A novel technique for the sensitive quantification of acyl CoA esters from plant tissues

We report a novel, highly sensitive and selective method for the extraction and quantification of acyl CoA esters from plant tissues. The method detects acyl CoA esters with acyl chain lengths from C4 to C20 down to concentrations as low as 6 fmol in extracts. Acyl CoA esters from standard solutions or plant extracts were derived to their fluorescent acyl etheno CoA esters in the presence of chloroacetaldehyde, separated by ion-paired reversed-phase high-performance liquid chromatography, and detected fluorometrically.
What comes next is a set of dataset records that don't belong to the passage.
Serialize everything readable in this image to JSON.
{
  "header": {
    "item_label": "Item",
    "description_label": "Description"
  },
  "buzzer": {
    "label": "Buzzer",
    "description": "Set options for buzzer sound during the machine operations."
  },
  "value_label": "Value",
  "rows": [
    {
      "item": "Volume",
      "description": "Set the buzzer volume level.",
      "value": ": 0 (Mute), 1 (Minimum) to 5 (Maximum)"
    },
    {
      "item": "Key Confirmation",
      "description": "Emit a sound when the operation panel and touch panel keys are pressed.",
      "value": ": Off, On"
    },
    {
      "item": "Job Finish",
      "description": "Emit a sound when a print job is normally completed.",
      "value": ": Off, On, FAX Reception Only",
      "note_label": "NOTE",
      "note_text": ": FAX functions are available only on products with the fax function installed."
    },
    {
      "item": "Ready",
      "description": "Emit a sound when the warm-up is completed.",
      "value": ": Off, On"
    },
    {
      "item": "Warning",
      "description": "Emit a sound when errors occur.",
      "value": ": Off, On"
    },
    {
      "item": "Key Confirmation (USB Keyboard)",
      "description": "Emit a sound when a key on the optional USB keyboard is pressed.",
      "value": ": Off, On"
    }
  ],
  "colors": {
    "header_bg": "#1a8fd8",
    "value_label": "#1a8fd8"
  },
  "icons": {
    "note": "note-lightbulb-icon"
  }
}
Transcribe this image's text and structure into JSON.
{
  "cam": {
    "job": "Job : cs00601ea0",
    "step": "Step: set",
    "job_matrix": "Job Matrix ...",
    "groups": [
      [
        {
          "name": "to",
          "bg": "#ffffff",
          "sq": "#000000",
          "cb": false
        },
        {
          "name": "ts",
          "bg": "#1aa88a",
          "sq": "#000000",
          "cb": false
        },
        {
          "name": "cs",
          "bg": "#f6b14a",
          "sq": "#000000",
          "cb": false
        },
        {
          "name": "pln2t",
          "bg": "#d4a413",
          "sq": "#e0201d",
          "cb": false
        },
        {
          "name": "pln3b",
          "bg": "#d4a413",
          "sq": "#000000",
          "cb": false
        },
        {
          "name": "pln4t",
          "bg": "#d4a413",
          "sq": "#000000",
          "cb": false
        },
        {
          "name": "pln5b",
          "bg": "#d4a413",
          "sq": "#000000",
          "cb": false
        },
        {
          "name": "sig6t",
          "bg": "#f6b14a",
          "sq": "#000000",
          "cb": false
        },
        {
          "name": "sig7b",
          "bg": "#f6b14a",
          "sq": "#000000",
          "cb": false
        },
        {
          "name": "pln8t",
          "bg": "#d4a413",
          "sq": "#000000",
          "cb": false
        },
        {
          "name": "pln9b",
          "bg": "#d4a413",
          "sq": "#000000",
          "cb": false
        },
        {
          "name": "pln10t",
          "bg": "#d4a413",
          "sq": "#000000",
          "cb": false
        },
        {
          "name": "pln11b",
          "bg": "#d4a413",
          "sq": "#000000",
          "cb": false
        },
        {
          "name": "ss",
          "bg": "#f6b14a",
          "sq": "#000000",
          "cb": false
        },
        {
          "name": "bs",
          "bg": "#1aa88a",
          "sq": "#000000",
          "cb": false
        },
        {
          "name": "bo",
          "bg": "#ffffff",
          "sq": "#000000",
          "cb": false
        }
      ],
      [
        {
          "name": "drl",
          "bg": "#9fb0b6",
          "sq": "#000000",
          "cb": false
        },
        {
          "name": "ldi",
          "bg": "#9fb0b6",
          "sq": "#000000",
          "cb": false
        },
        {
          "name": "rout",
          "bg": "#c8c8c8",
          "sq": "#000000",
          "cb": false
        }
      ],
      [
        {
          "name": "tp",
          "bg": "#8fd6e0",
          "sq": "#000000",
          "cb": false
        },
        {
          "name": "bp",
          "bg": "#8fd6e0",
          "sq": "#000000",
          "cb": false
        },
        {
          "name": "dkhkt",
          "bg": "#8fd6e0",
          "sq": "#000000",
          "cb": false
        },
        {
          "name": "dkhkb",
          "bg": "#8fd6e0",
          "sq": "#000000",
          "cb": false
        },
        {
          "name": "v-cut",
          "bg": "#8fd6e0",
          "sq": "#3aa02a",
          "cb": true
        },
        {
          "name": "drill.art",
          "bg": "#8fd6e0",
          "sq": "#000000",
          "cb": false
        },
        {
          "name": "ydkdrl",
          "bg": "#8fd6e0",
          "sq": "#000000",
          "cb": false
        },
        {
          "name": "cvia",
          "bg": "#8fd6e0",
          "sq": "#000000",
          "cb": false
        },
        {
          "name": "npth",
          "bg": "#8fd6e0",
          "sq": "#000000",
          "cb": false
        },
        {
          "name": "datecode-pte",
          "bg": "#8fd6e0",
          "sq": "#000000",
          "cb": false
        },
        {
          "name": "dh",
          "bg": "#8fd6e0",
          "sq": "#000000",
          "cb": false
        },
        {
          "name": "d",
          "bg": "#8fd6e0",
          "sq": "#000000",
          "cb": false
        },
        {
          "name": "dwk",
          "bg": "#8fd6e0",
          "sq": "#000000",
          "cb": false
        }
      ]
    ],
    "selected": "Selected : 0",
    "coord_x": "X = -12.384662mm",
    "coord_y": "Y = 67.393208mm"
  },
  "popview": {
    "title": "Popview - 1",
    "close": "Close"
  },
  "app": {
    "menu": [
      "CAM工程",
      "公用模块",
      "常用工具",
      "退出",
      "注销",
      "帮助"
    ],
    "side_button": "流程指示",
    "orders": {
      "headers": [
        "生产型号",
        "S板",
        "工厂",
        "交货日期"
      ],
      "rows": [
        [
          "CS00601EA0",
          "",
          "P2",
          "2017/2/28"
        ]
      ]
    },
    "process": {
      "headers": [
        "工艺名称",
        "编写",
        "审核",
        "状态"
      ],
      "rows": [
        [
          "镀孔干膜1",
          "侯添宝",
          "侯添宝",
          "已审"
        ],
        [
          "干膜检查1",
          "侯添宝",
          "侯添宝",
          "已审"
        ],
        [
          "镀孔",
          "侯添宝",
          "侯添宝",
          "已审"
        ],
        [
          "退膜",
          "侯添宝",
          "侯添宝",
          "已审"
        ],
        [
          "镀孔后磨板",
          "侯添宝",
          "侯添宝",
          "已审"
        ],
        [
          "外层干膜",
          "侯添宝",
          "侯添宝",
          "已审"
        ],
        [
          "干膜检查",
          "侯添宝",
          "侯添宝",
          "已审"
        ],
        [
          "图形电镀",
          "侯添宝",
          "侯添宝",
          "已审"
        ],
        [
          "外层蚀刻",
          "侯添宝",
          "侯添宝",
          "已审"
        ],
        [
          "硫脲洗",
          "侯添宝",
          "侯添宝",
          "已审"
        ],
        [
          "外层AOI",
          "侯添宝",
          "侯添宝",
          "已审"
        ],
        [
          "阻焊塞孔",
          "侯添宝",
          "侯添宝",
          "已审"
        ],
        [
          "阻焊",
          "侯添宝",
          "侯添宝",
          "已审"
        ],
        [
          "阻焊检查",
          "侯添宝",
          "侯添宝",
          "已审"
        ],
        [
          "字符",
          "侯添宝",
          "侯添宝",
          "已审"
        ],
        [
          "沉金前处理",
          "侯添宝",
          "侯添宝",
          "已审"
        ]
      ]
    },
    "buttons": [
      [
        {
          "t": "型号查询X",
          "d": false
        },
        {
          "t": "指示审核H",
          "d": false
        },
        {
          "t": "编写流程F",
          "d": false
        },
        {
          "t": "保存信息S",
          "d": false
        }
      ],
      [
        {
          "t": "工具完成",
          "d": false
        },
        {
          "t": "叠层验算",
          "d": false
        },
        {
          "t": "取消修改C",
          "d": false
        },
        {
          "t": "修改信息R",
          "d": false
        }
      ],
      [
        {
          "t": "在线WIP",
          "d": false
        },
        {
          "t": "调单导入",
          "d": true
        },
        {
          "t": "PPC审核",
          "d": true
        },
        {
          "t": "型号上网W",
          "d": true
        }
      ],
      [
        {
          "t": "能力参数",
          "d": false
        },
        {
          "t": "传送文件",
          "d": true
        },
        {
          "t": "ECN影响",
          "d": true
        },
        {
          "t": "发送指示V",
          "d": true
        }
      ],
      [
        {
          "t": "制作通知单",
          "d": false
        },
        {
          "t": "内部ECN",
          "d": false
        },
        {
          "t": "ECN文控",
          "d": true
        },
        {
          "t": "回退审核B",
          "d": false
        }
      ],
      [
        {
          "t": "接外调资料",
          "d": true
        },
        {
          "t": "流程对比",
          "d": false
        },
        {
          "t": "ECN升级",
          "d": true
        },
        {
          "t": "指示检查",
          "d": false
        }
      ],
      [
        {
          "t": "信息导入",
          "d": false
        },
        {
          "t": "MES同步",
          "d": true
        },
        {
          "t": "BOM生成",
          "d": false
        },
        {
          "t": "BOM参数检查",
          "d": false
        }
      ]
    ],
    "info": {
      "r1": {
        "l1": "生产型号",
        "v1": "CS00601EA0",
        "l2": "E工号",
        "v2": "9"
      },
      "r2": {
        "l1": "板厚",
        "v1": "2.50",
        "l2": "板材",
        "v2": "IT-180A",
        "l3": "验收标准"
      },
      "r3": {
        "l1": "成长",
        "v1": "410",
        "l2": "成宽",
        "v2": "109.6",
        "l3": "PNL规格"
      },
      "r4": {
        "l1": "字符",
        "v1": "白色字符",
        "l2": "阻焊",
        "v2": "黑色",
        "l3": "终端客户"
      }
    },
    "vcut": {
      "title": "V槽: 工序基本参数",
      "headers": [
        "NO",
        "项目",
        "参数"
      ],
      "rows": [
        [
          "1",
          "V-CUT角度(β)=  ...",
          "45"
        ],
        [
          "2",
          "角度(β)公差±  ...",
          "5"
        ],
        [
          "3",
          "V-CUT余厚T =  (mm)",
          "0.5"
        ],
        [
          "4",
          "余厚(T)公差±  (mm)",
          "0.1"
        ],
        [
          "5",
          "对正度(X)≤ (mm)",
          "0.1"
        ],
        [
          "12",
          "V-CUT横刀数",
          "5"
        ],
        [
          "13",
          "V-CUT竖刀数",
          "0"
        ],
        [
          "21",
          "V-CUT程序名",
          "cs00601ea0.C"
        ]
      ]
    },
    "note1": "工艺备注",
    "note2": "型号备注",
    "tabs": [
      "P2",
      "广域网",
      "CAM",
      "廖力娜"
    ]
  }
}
This derivitization procedure circumvents the selectivity problems associated with previously published enzymatic methods, and methods that rely on acyl chain or thiol group modification for acyl CoA ester detection. The formation of acyl etheno CoA esters was verified by mass spectrometry, which was also used to identify unknown peaks from chromatograms of plant extracts. Using this method, we report the composition and concentration of the acyl CoA pool during lipid synthesis in maturing Brassica napus seeds and during storage lipid breakdown in 2-day-old Arabidopsis thaliana seedlings. The concentrations measured were in the 3-6 mum range for both tissue types. We also demonstrate the utility of acyl CoA profiling in a transgenic B. napus line that has high levels of lauric acid. To our knowledge, this is the first time that reliable estimates of acyl CoA ester concentrations have been made for higher plants, and the ability to profile these metabolites provides a valuable new tool for the investigation of gene function.